My goal for this blog was to write and publish weekly. Fell a little short on that one. Oops! An hour or two late never hurt, right?

This week there's been quite a lot to get through. The beginning of the week had an uncontrolable crying, I'm-a-failure-kind of overtone. Maybe I should start from May of last year so you know why I felt that way. The last week of May 2011 found my family having to move out of our apartment and into my mother-in-law's house because I was the only one working and things were not looking up. We are still trying to dig out at this point, but progress is being made. The progress comes at a price.

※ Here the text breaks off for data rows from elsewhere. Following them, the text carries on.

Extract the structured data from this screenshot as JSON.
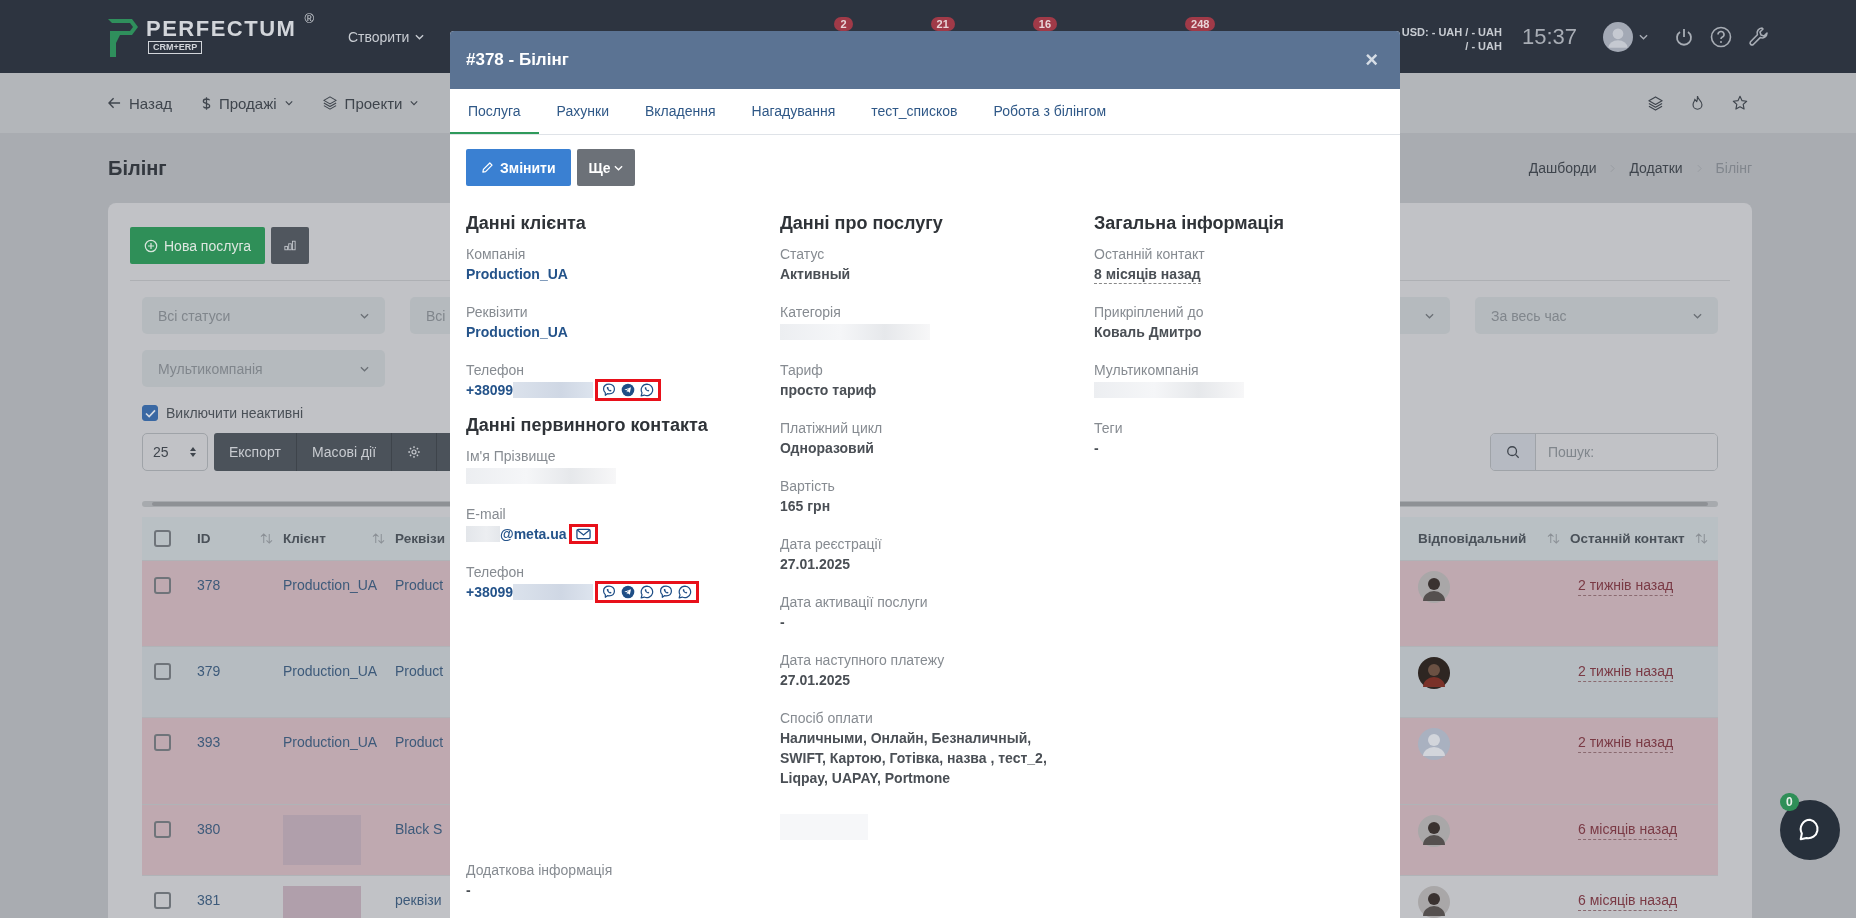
{
  "navbar": {
    "logo": "PERFECTUM",
    "logo_mark": "®",
    "logo_sub": "CRM+ERP",
    "create_menu": "Створити",
    "badges": [
      "2",
      "21",
      "16",
      "248"
    ],
    "currency": [
      "USD: - UAH / - UAH",
      "/ - UAH"
    ],
    "time": "15:37"
  },
  "subnav": {
    "items": [
      {
        "label": "Назад",
        "kind": "back"
      },
      {
        "label": "Продажі",
        "kind": "sales"
      },
      {
        "label": "Проекти",
        "kind": "projects"
      }
    ]
  },
  "page": {
    "title": "Білінг",
    "breadcrumbs": [
      {
        "label": "Дашборди",
        "selected": false
      },
      {
        "label": "Додатки",
        "selected": false
      },
      {
        "label": "Білінг",
        "selected": true
      }
    ]
  },
  "new_button": "Нова послуга",
  "filters": {
    "left": [
      "Всі статуси",
      "Всі"
    ],
    "right": [
      "За весь час"
    ],
    "second_row": [
      "Мультикомпанія"
    ]
  },
  "exclude_inactive": {
    "label": "Виключити неактивні",
    "checked": true
  },
  "page_size": "25",
  "actions": [
    "Експорт",
    "Масові дії"
  ],
  "search": {
    "placeholder": "Пошук:"
  },
  "table": {
    "select_all_checked": false,
    "columns_left": [
      "ID",
      "Клієнт",
      "Реквізи"
    ],
    "columns_right": [
      "Відповідальний",
      "Останній контакт"
    ],
    "rows": [
      {
        "checked": false,
        "id": "378",
        "client": "Production_UA",
        "requisites": "Product",
        "avatar": {
          "kind": "photo"
        },
        "last_contact": "2 тижнів назад",
        "color": "#bfa9b0"
      },
      {
        "checked": false,
        "id": "379",
        "client": "Production_UA",
        "requisites": "Product",
        "avatar": {
          "kind": "dark_photo"
        },
        "last_contact": "2 тижнів назад",
        "color": "#b6bcc1"
      },
      {
        "checked": false,
        "id": "393",
        "client": "Production_UA",
        "requisites": "Product",
        "avatar": {
          "kind": "placeholder"
        },
        "last_contact": "2 тижнів назад",
        "color": "#bfa9b0"
      },
      {
        "checked": false,
        "id": "380",
        "client_redacted": true,
        "requisites": "Black S",
        "avatar": {
          "kind": "photo"
        },
        "last_contact": "6 місяців назад",
        "color": "#bfa9b0"
      },
      {
        "checked": false,
        "id": "381",
        "client_redacted": true,
        "requisites": "реквізи",
        "avatar": {
          "kind": "photo"
        },
        "last_contact": "6 місяців назад",
        "color": "#c1c2c6"
      }
    ]
  },
  "modal": {
    "title": "#378 - Білінг",
    "close": "×",
    "tabs": [
      {
        "label": "Послуга",
        "selected": true
      },
      {
        "label": "Рахунки",
        "selected": false
      },
      {
        "label": "Вкладення",
        "selected": false
      },
      {
        "label": "Нагадування",
        "selected": false
      },
      {
        "label": "тест_списков",
        "selected": false
      },
      {
        "label": "Робота з білінгом",
        "selected": false
      }
    ],
    "edit_button": "Змінити",
    "more_button": "Ще",
    "columns": [
      {
        "sections": [
          {
            "heading": "Данні клієнта",
            "fields": [
              {
                "label": "Компанія",
                "value": "Production_UA",
                "kind": "link"
              },
              {
                "label": "Реквізити",
                "value": "Production_UA",
                "kind": "link"
              },
              {
                "label": "Телефон",
                "value": "+38099",
                "kind": "link",
                "redacted_after": true,
                "icons": [
                  {
                    "kind": "viber"
                  },
                  {
                    "kind": "telegram"
                  },
                  {
                    "kind": "whatsapp"
                  }
                ]
              }
            ]
          },
          {
            "heading": "Данні первинного контакта",
            "fields": [
              {
                "label": "Ім'я Прізвище",
                "kind": "text",
                "redacted_after": true
              },
              {
                "label": "E-mail",
                "value": "@meta.ua",
                "kind": "link",
                "redacted_before": true,
                "icons": [
                  {
                    "kind": "mail"
                  }
                ]
              },
              {
                "label": "Телефон",
                "value": "+38099",
                "kind": "link",
                "redacted_after": true,
                "icons": [
                  {
                    "kind": "viber"
                  },
                  {
                    "kind": "telegram"
                  },
                  {
                    "kind": "whatsapp"
                  },
                  {
                    "kind": "viber"
                  },
                  {
                    "kind": "whatsapp"
                  }
                ]
              }
            ]
          }
        ]
      },
      {
        "sections": [
          {
            "heading": "Данні про послугу",
            "trailing_redacted": true,
            "fields": [
              {
                "label": "Статус",
                "value": "Активный",
                "kind": "text"
              },
              {
                "label": "Категорія",
                "kind": "text",
                "redacted_after": true
              },
              {
                "label": "Тариф",
                "value": "просто тариф",
                "kind": "text"
              },
              {
                "label": "Платіжний цикл",
                "value": "Одноразовий",
                "kind": "text"
              },
              {
                "label": "Вартість",
                "value": "165 грн",
                "kind": "text"
              },
              {
                "label": "Дата реєстрації",
                "value": "27.01.2025",
                "kind": "text"
              },
              {
                "label": "Дата активації послуги",
                "value": "-",
                "kind": "text"
              },
              {
                "label": "Дата наступного платежу",
                "value": "27.01.2025",
                "kind": "text"
              },
              {
                "label": "Спосіб оплати",
                "value": "Наличными, Онлайн, Безналичный, SWIFT, Картою, Готівка, назва , тест_2, Liqpay, UAPAY, Portmone",
                "kind": "text"
              }
            ]
          }
        ]
      },
      {
        "sections": [
          {
            "heading": "Загальна інформація",
            "fields": [
              {
                "label": "Останній контакт",
                "value": "8 місяців назад",
                "kind": "time"
              },
              {
                "label": "Прикріплений до",
                "value": "Коваль Дмитро",
                "kind": "text"
              },
              {
                "label": "Мультикомпанія",
                "kind": "text",
                "redacted_after": true
              },
              {
                "label": "Теги",
                "value": "-",
                "kind": "text"
              }
            ]
          }
        ]
      }
    ],
    "additional": {
      "label": "Додаткова інформація",
      "value": "-"
    }
  },
  "chat": {
    "badge": "0"
  }
}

My husband moved in with his oldest sister in July 2011 because he found work in a plant there. Driving time to visit is right around three hours. My daughter and I still live with my mother-in-law while I still have my same job. I have the help of my husband's family, but I'm essentially a single mommy for weeks on end. Parenting apart is hard. He has all the free time he doesn't want and I hardly do anything on my own.  My mother-in-law is a tremendous help, she keeps our daughter during the day while I work, along with giving us a place to live, but I still feel like I should be doing everything for my daughter when I'm home, like I owe all my time to her. I know most working mommies feel this way, I'm not here to doubt mommy guilt, merely to admit my own.

Some days it feels difficult to see the light at the end of the tunnel. I feel like if I worked harder or did more we wouldn't be where we are- in debt and struggling. I know we didn't get here solely because of me, but it feels that way. Feeling like a failure at being a supportive spouse and nurturing mother are a daily nag for me. Coping with these feelings can be overwhelming; I talk to friends, try to laugh and play as much as I can, often I eat the guilt literally.

There's a few songs out there that help guide me through this. No, not Martina McBride singing " I'm Gonna Love You Through It." Sorry, just not it. Here's a little playlist:

So there it is for this week. Thanks for getting through it with me.